Oil Search Ltd., the energy producer that agreed to acquire fellow Papua New Guinea explorer InterOil Corp. for $2.2 billion, is betting it can overcome a languishing liquefied natural gas market to deliver another export project by beating rivals on costs.
The company expects its deal last month to buy up and divide InterOil’s assets with Paris-based Total SA will pave the way for cooperation between its partners at the Pacific nation’s two separate LNG ventures. A global supply glut has pushed prices down more than 60 percent in the past three years, deterring gas export projects elsewhere.
Oil Search, which has a major stake in both of the projects, is seeking gas reserves to underpin an increase in exports and is encouraging collaboration between the ventures led by Exxon Mobil Corp. and Total. Cooperation on infrastructure could lead to more than $5 billion in savings over 20 years, consulting firm RISC estimates.
“I don’t think you will see a revisit of the pricing we saw in 2013 and 2014 for a very long time,” Oil Search Managing Director Peter Botten said in a phone interview on Thursday. “I do believe you can still be very competitive, but you’ve got to be absolutely on the bottom end of the cost curve.”

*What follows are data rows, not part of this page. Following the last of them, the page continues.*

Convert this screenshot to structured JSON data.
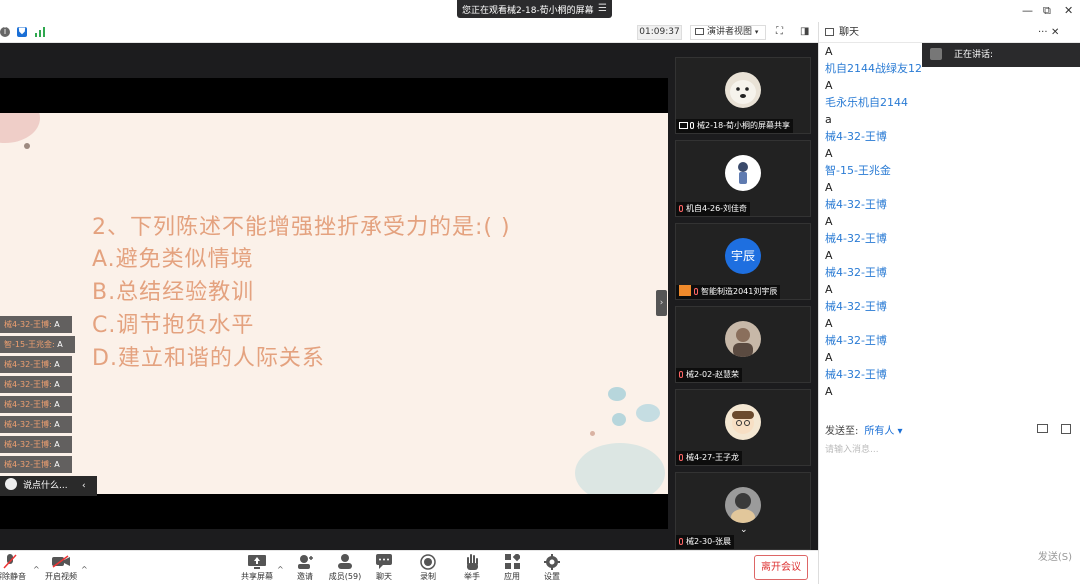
{
  "window": {
    "share_banner": "您正在观看械2-18-荀小桐的屏幕",
    "controls": [
      "—",
      "⧉",
      "✕"
    ]
  },
  "meeting_bar": {
    "timer": "01:09:37",
    "view_mode": "演讲者视图"
  },
  "slide": {
    "question": "2、下列陈述不能增强挫折承受力的是:( )",
    "options": [
      "A.避免类似情境",
      "B.总结经验教训",
      "C.调节抱负水平",
      "D.建立和谐的人际关系"
    ]
  },
  "overlay_chat": [
    {
      "name": "械4-32-王博:",
      "text": "A"
    },
    {
      "name": "智-15-王兆金:",
      "text": "A"
    },
    {
      "name": "械4-32-王博:",
      "text": "A"
    },
    {
      "name": "械4-32-王博:",
      "text": "A"
    },
    {
      "name": "械4-32-王博:",
      "text": "A"
    },
    {
      "name": "械4-32-王博:",
      "text": "A"
    },
    {
      "name": "械4-32-王博:",
      "text": "A"
    },
    {
      "name": "械4-32-王博:",
      "text": "A"
    }
  ],
  "overlay_input": "说点什么...",
  "gallery": [
    {
      "name": "械2-18-荀小桐的屏幕共享",
      "avatar": "dog-photo"
    },
    {
      "name": "机自4-26-刘佳奇",
      "avatar": "cartoon-person"
    },
    {
      "name": "智能制造2041刘宇辰",
      "avatar": "text-avatar",
      "avatar_text": "宇辰",
      "avatar_color": "#1e6fe0"
    },
    {
      "name": "械2-02-赵慧荣",
      "avatar": "photo"
    },
    {
      "name": "械4-27-王子龙",
      "avatar": "cartoon-face"
    },
    {
      "name": "械2-30-张晨",
      "avatar": "photo"
    }
  ],
  "chat": {
    "title": "聊天",
    "speaking_label": "正在讲话:",
    "messages": [
      {
        "sender": "",
        "text": "A"
      },
      {
        "sender": "机自2144战绿友12",
        "text": "A"
      },
      {
        "sender": "毛永乐机自2144",
        "text": "a"
      },
      {
        "sender": "械4-32-王博",
        "text": "A"
      },
      {
        "sender": "智-15-王兆金",
        "text": "A"
      },
      {
        "sender": "械4-32-王博",
        "text": "A"
      },
      {
        "sender": "械4-32-王博",
        "text": "A"
      },
      {
        "sender": "械4-32-王博",
        "text": "A"
      },
      {
        "sender": "械4-32-王博",
        "text": "A"
      },
      {
        "sender": "械4-32-王博",
        "text": "A"
      },
      {
        "sender": "械4-32-王博",
        "text": "A"
      }
    ],
    "send_to_label": "发送至:",
    "send_to_value": "所有人",
    "input_placeholder": "请输入消息...",
    "send_label": "发送(S)"
  },
  "toolbar": {
    "unmute": "解除静音",
    "start_video": "开启视频",
    "share_screen": "共享屏幕",
    "invite": "邀请",
    "participants": "成员(59)",
    "chat": "聊天",
    "record": "录制",
    "raise_hand": "举手",
    "apps": "应用",
    "settings": "设置",
    "leave": "离开会议"
  },
  "colors": {
    "accent": "#1a6fd6",
    "slide_bg": "#fbf1e9",
    "slide_text": "#e4a27f",
    "leave_red": "#d33"
  }
}
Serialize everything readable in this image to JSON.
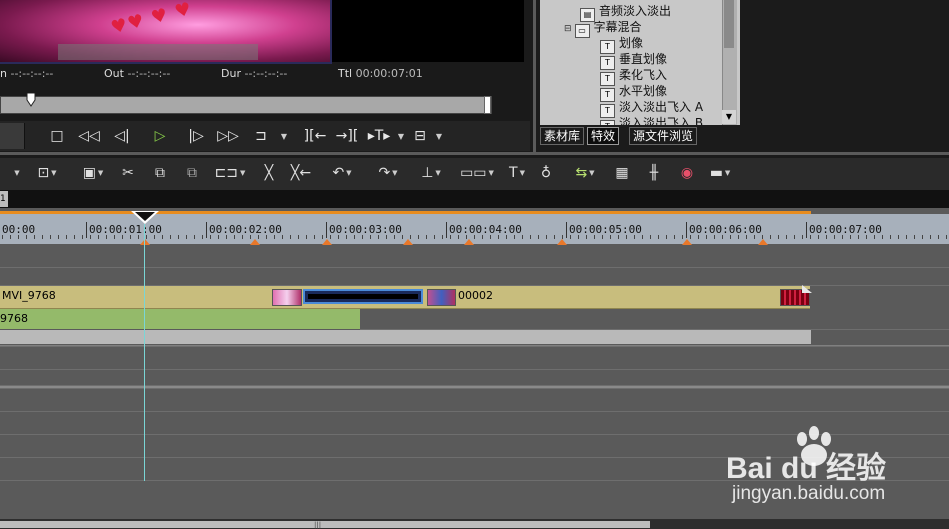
{
  "player": {
    "tc_in_label": "n",
    "tc_in_value": "--:--:--:--",
    "tc_out_label": "Out",
    "tc_out_value": "--:--:--:--",
    "tc_dur_label": "Dur",
    "tc_dur_value": "--:--:--:--",
    "tc_ttl_label": "Ttl",
    "tc_ttl_value": "00:00:07:01"
  },
  "effects_tree": {
    "items": [
      {
        "label": "音频淡入淡出",
        "icon": "folder-icon"
      },
      {
        "label": "字幕混合",
        "icon": "folder-open-icon"
      },
      {
        "label": "划像",
        "icon": "title-effect-icon"
      },
      {
        "label": "垂直划像",
        "icon": "title-effect-icon"
      },
      {
        "label": "柔化飞入",
        "icon": "title-effect-icon"
      },
      {
        "label": "水平划像",
        "icon": "title-effect-icon"
      },
      {
        "label": "淡入淡出飞入 A",
        "icon": "title-effect-icon"
      },
      {
        "label": "淡入淡出飞入 B",
        "icon": "title-effect-icon"
      }
    ],
    "tabs": [
      {
        "label": "素材库"
      },
      {
        "label": "特效",
        "active": true
      },
      {
        "label": "源文件浏览"
      }
    ]
  },
  "timeline": {
    "header_tab": "1",
    "ruler_labels": [
      "00:00",
      "00:00:01:00",
      "00:00:02:00",
      "00:00:03:00",
      "00:00:04:00",
      "00:00:05:00",
      "00:00:06:00",
      "00:00:07:00"
    ],
    "video_clip_label": "MVI_9768",
    "video_clip_label2": "00002",
    "audio_clip_label": "9768"
  },
  "watermark": {
    "logo_text": "Bai  du 经验",
    "url": "jingyan.baidu.com"
  }
}
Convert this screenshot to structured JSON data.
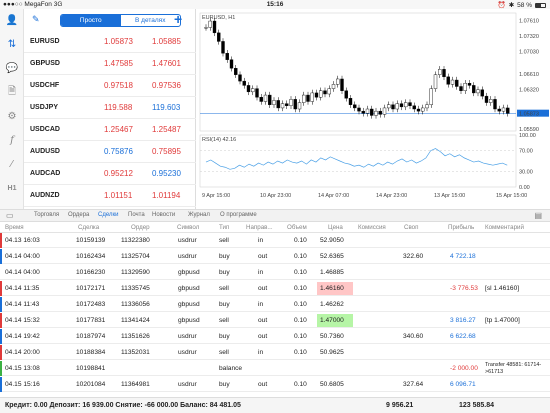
{
  "status_bar": {
    "carrier": "●●●○○ MegaFon  3G",
    "time": "15:16",
    "battery_text": "58 %",
    "battery_level": 0.58
  },
  "quotes_header": {
    "simple_tab": "Просто",
    "detailed_tab": "В деталях"
  },
  "quotes": [
    {
      "symbol": "EURUSD",
      "bid": "1.05873",
      "ask": "1.05885",
      "bid_color": "red",
      "ask_color": "red"
    },
    {
      "symbol": "GBPUSD",
      "bid": "1.47585",
      "ask": "1.47601",
      "bid_color": "red",
      "ask_color": "red"
    },
    {
      "symbol": "USDCHF",
      "bid": "0.97518",
      "ask": "0.97536",
      "bid_color": "red",
      "ask_color": "red"
    },
    {
      "symbol": "USDJPY",
      "bid": "119.588",
      "ask": "119.603",
      "bid_color": "red",
      "ask_color": "blue"
    },
    {
      "symbol": "USDCAD",
      "bid": "1.25467",
      "ask": "1.25487",
      "bid_color": "red",
      "ask_color": "red"
    },
    {
      "symbol": "AUDUSD",
      "bid": "0.75876",
      "ask": "0.75895",
      "bid_color": "blue",
      "ask_color": "red"
    },
    {
      "symbol": "AUDCAD",
      "bid": "0.95212",
      "ask": "0.95230",
      "bid_color": "red",
      "ask_color": "blue"
    },
    {
      "symbol": "AUDNZD",
      "bid": "1.01151",
      "ask": "1.01194",
      "bid_color": "red",
      "ask_color": "red"
    }
  ],
  "chart": {
    "title": "EURUSD, H1",
    "rsi_label": "RSI(14) 42.16",
    "price_ticks": [
      "1.07610",
      "1.07320",
      "1.07030",
      "1.06610",
      "1.06320",
      "1.05873",
      "1.05590"
    ],
    "last_price": "1.05873",
    "rsi_ticks": [
      "100.00",
      "70.00",
      "30.00",
      "0.00"
    ],
    "time_ticks": [
      "9 Apr 15:00",
      "10 Apr 23:00",
      "14 Apr 07:00",
      "14 Apr 23:00",
      "13 Apr 15:00",
      "15 Apr 15:00"
    ]
  },
  "tabs": {
    "items": [
      "Торговля",
      "Ордера",
      "Сделки",
      "Почта",
      "Новости",
      "Журнал",
      "О программе"
    ],
    "active": "Сделки"
  },
  "deals_table": {
    "columns": [
      "Время",
      "Сделка",
      "Ордер",
      "Символ",
      "Тип",
      "Направ...",
      "Объем",
      "Цена",
      "Комиссия",
      "Своп",
      "Прибыль",
      "Комментарий"
    ],
    "rows": [
      {
        "time": "04.13 16:03",
        "deal": "10159139",
        "order": "11322380",
        "symbol": "usdrur",
        "type": "sell",
        "direction": "in",
        "volume": "0.10",
        "price": "52.9050",
        "commission": "",
        "swap": "",
        "profit": "",
        "comment": "",
        "mark": "red"
      },
      {
        "time": "04.14 04:00",
        "deal": "10162434",
        "order": "11325704",
        "symbol": "usdrur",
        "type": "buy",
        "direction": "out",
        "volume": "0.10",
        "price": "52.6365",
        "commission": "",
        "swap": "322.60",
        "profit": "4 722.18",
        "comment": "",
        "mark": "blue"
      },
      {
        "time": "04.14 04:00",
        "deal": "10166230",
        "order": "11329590",
        "symbol": "gbpusd",
        "type": "buy",
        "direction": "in",
        "volume": "0.10",
        "price": "1.46885",
        "commission": "",
        "swap": "",
        "profit": "",
        "comment": "",
        "mark": ""
      },
      {
        "time": "04.14 11:35",
        "deal": "10172171",
        "order": "11335745",
        "symbol": "gbpusd",
        "type": "sell",
        "direction": "out",
        "volume": "0.10",
        "price": "1.46160",
        "commission": "",
        "swap": "",
        "profit": "-3 776.53",
        "comment": "[sl 1.46160]",
        "mark": "red",
        "price_bg": "red"
      },
      {
        "time": "04.14 11:43",
        "deal": "10172483",
        "order": "11336056",
        "symbol": "gbpusd",
        "type": "buy",
        "direction": "in",
        "volume": "0.10",
        "price": "1.46262",
        "commission": "",
        "swap": "",
        "profit": "",
        "comment": "",
        "mark": "blue"
      },
      {
        "time": "04.14 15:32",
        "deal": "10177831",
        "order": "11341424",
        "symbol": "gbpusd",
        "type": "sell",
        "direction": "out",
        "volume": "0.10",
        "price": "1.47000",
        "commission": "",
        "swap": "",
        "profit": "3 816.27",
        "comment": "[tp 1.47000]",
        "mark": "red",
        "price_bg": "green"
      },
      {
        "time": "04.14 19:42",
        "deal": "10187974",
        "order": "11351626",
        "symbol": "usdrur",
        "type": "buy",
        "direction": "out",
        "volume": "0.10",
        "price": "50.7360",
        "commission": "",
        "swap": "340.60",
        "profit": "6 622.68",
        "comment": "",
        "mark": "blue"
      },
      {
        "time": "04.14 20:00",
        "deal": "10188384",
        "order": "11352031",
        "symbol": "usdrur",
        "type": "sell",
        "direction": "in",
        "volume": "0.10",
        "price": "50.9625",
        "commission": "",
        "swap": "",
        "profit": "",
        "comment": "",
        "mark": "red"
      },
      {
        "time": "04.15 13:08",
        "deal": "10198841",
        "order": "",
        "symbol": "",
        "type": "balance",
        "direction": "",
        "volume": "",
        "price": "",
        "commission": "",
        "swap": "",
        "profit": "-2 000.00",
        "comment": "Transfer 48581: 61714->61713",
        "mark": "green"
      },
      {
        "time": "04.15 15:16",
        "deal": "10201084",
        "order": "11364981",
        "symbol": "usdrur",
        "type": "buy",
        "direction": "out",
        "volume": "0.10",
        "price": "50.6805",
        "commission": "",
        "swap": "327.64",
        "profit": "6 096.71",
        "comment": "",
        "mark": "blue"
      }
    ]
  },
  "footer": {
    "summary": "Кредит: 0.00 Депозит: 16 939.00 Снятие: -66 000.00 Баланс: 84 481.05",
    "swap_total": "9 956.21",
    "profit_total": "123 585.84"
  },
  "colors": {
    "accent": "#1a6fd8",
    "red": "#e03a3a",
    "green_hl": "#b6f5a6",
    "red_hl": "#ffc6c6"
  }
}
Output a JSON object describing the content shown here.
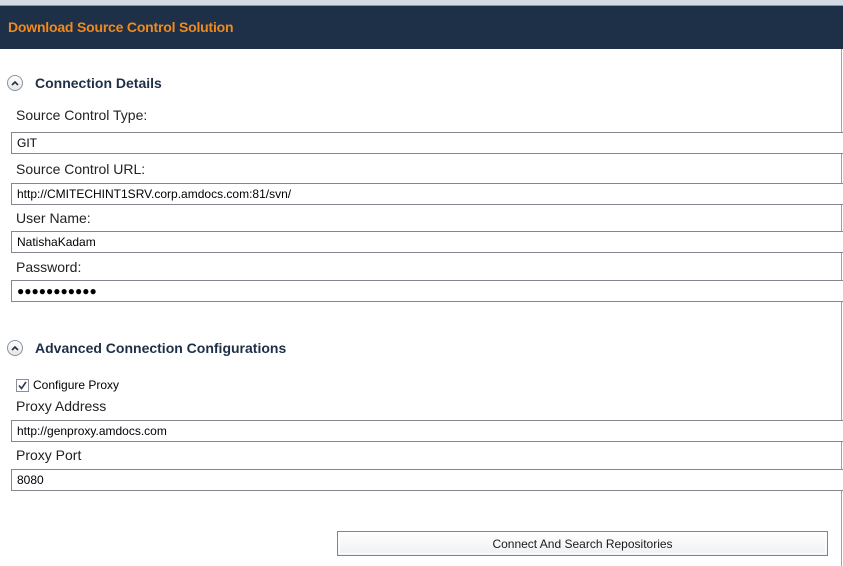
{
  "window": {
    "title": "Download Source Control Solution"
  },
  "connection_details": {
    "title": "Connection Details",
    "collapse_icon": "chevron-up-icon",
    "source_control_type": {
      "label": "Source Control Type:",
      "value": "GIT"
    },
    "source_control_url": {
      "label": "Source Control URL:",
      "value": "http://CMITECHINT1SRV.corp.amdocs.com:81/svn/"
    },
    "user_name": {
      "label": "User Name:",
      "value": "NatishaKadam"
    },
    "password": {
      "label": "Password:",
      "value": "●●●●●●●●●●●"
    }
  },
  "advanced": {
    "title": "Advanced Connection Configurations",
    "collapse_icon": "chevron-up-icon",
    "configure_proxy": {
      "label": "Configure Proxy",
      "checked": true
    },
    "proxy_address": {
      "label": "Proxy Address",
      "value": "http://genproxy.amdocs.com"
    },
    "proxy_port": {
      "label": "Proxy Port",
      "value": "8080"
    }
  },
  "actions": {
    "connect_label": "Connect And Search Repositories"
  },
  "colors": {
    "header_bg": "#1e2f48",
    "header_text": "#f08a1c",
    "section_title": "#1e2f48"
  }
}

Botten expects oil prices to slowly advance toward $60 a barrel by the end of next year as supply and demand come back into balance. Brent, the global benchmark, traded at $51.60 on Friday.
“You can see in our view a slow progression toward a slightly higher oil price,” he said. “LNG is slightly more difficult and more challenging on the back of the capacity that has been built in recent years.”
The Total venture with Oil Search sees an opportunity to offer a stake in their project to the PNG LNG partners, including Exxon, or to LNG customers to further align the two projects, Botten said. The Total project could bring in another partner “as an incentive to secure a combined development,” according to a report last month from Deutsche Bank AG analysts in Melbourne.
“The door is wide open to those opportunities,” Botten said.
Shares of Oil Search declined 1.9 percent to A$6.87 as of 3:54 p.m. Sydney time, while Australia’s benchmark index fell 1 percent.
After buying 100 percent of InterOil, Oil Search will sell the majority of the acquired gas assets to Total for about $1.2 billion up front. If the deal is approved, Oil Search would hold a 29 percent stake in Total’s proposed Papua LNG project. That’s the same share it has in Exxon’s $19 billion PNG LNG development, which is considering expansion.